Dès son arrivée à la maison cette rupture va se cristalliser avec les travaux de réaménagement. Une idée de violence prémonitoire plane sur les lieux avec la scène de l’arbre que l’on taille, le patio dont on ferme l’ouverture vers le ciel avec un verre opaque.
Le père étant le maître d’œuvre de ces changements va constituer la première confrontation de l’ego de Karim en constitution. Cet enferment va imposer au niveau de la mise en scène une nouvelle dualité qui va porter le film celle de l’intérieur (la famille refusée) et de l’extérieur (redécouverte d’un nouvel environnement humain) à laquelle va s’ajouter une nouvelle opposition, celle du haut (espace de la liverté) et du bas (espace de la ruse et de la violence).
A défaut de père, c’est à travers une sorte de Gavroche local, Mehdi, plus âgé que lui, plus libre jusqu’à frôler la délinquance que Karim va trouver la figure identificatoire. C’est par la magie de cette identification nourrie d’aventures à risque et de violence que Karim va faire l’expérience de sortie de soi avec la sensation d’une nouvelle vie plus intense, plus riche ; et peut-être plus authentique.
L’échec de sa première tentative d’intégration à la famille recomposée de son père est illustrée par l’explosion de violence retenue avec ce symbole fort de la machine à coudre brisée : on ne recoud pas ce qui est rompu à jamais. Il faut partir sur de nouvelles bases.
L’extérieur va lui permettre de revenir vers l’intérieur, changé car plus riche (la question de l’argent en est une métaphore).
Le film capte ce processus avec empathie.
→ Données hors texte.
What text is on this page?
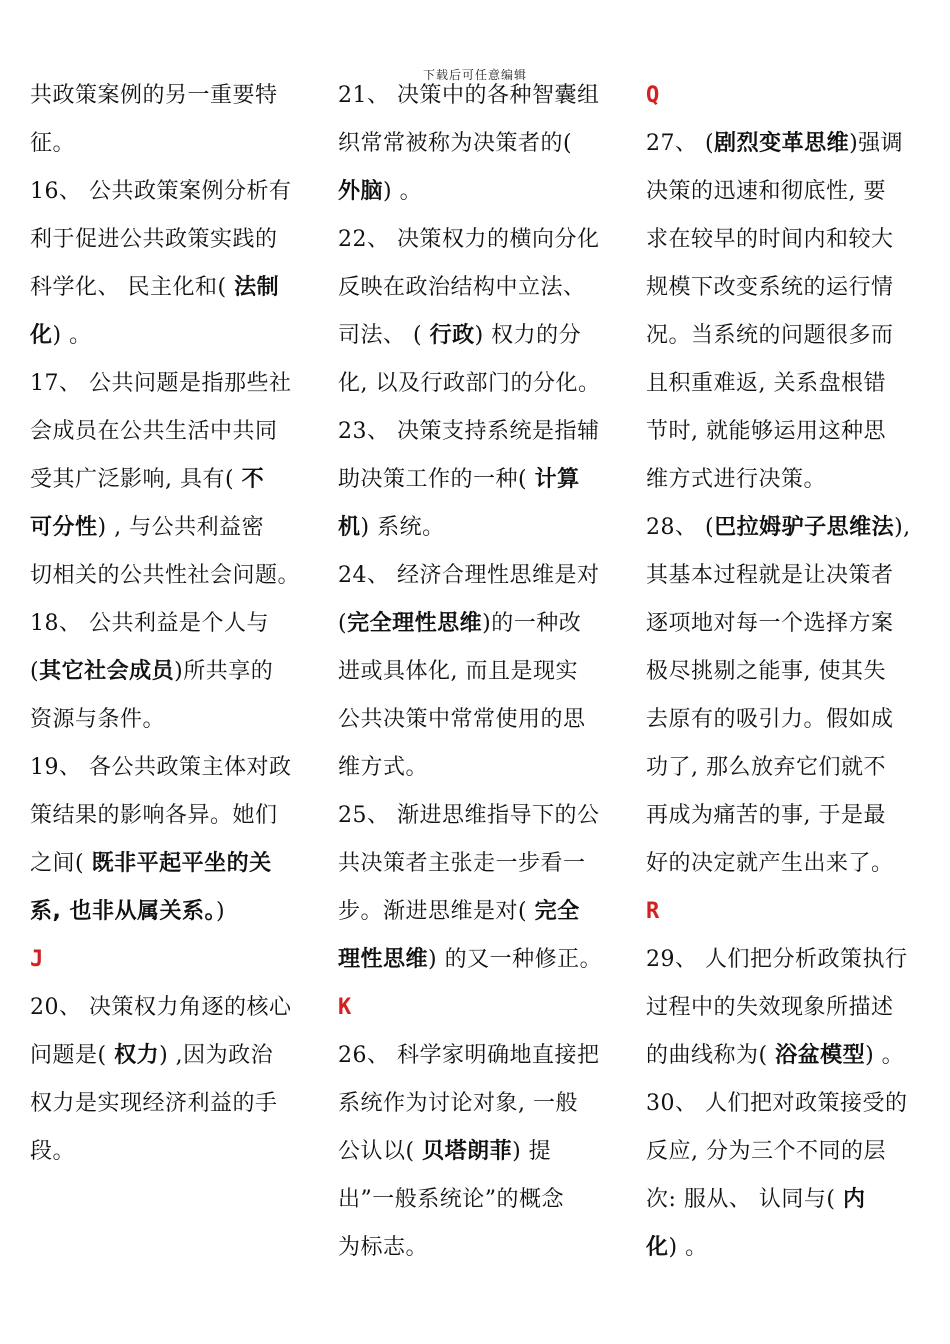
下载后可任意编辑
共政策案例的另一重要特
征。
16、 公共政策案例分析有
利于促进公共政策实践的
科学化、 民主化和( 法制
化) 。
17、 公共问题是指那些社
会成员在公共生活中共同
受其广泛影响, 具有( 不
可分性) , 与公共利益密
切相关的公共性社会问题。
18、 公共利益是个人与
(其它社会成员)所共享的
资源与条件。
19、 各公共政策主体对政
策结果的影响各异。她们
之间( 既非平起平坐的关
系, 也非从属关系。)
J
20、 决策权力角逐的核心
问题是( 权力) ,因为政治
权力是实现经济利益的手
段。
21、 决策中的各种智囊组
织常常被称为决策者的(
外脑) 。
22、 决策权力的横向分化
反映在政治结构中立法、
司法、 ( 行政) 权力的分
化, 以及行政部门的分化。
23、 决策支持系统是指辅
助决策工作的一种( 计算
机) 系统。
24、 经济合理性思维是对
(完全理性思维)的一种改
进或具体化, 而且是现实
公共决策中常常使用的思
维方式。
25、 渐进思维指导下的公
共决策者主张走一步看一
步。渐进思维是对( 完全
理性思维) 的又一种修正。
K
26、 科学家明确地直接把
系统作为讨论对象, 一般
公认以( 贝塔朗菲) 提
出”一般系统论”的概念
为标志。
Q
27、 (剧烈变革思维)强调
决策的迅速和彻底性, 要
求在较早的时间内和较大
规模下改变系统的运行情
况。当系统的问题很多而
且积重难返, 关系盘根错
节时, 就能够运用这种思
维方式进行决策。
28、 (巴拉姆驴子思维法),
其基本过程就是让决策者
逐项地对每一个选择方案
极尽挑剔之能事, 使其失
去原有的吸引力。假如成
功了, 那么放弃它们就不
再成为痛苦的事, 于是最
好的决定就产生出来了。
R
29、 人们把分析政策执行
过程中的失效现象所描述
的曲线称为( 浴盆模型) 。
30、 人们把对政策接受的
反应, 分为三个不同的层
次: 服从、 认同与( 内
化) 。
Ses plans sont traversés de sensibilité et de tendresse malgré la violence tacite ou explicite qui caractérise les rapports verticaux (Karim avec son père et sa belle mère) ou horizontaux (Karim avec ses autres camarades).
Le récit ne verse jamais dans le pathétique. Filmer l’enfance pose en effet des questions d’ordre esthétique et éthique. Toute l’histoire du cinéma est marqué par ce débat. De Rossellini (la question morale) à Truffaut. Mes choix à ce propos vont plutôt du côté asiatique avec les deux premiers films de la trilogie d’Apu de Satyajit Ray (1955/1956) ou encore l’excellent Où est la maison de mon ami de Abbas Kiarostami (1987).
En filmant les mutations de la famille du Maroc profond Mouldouira s’inscrit aussi dans l’héritage du maître japonais Osujiro Ozu.
C’est pour dire que le film est d’une délicatesse qui respecte son sujet ; voir la belle scène de réconciliation père-fils au cimetière (on est à Boujad, les lieux sont sacrés) sur la tombe de la défunte. Exercice réussi avec l’apport indéniable des comédiens aussi bien les jeunes que les adultes.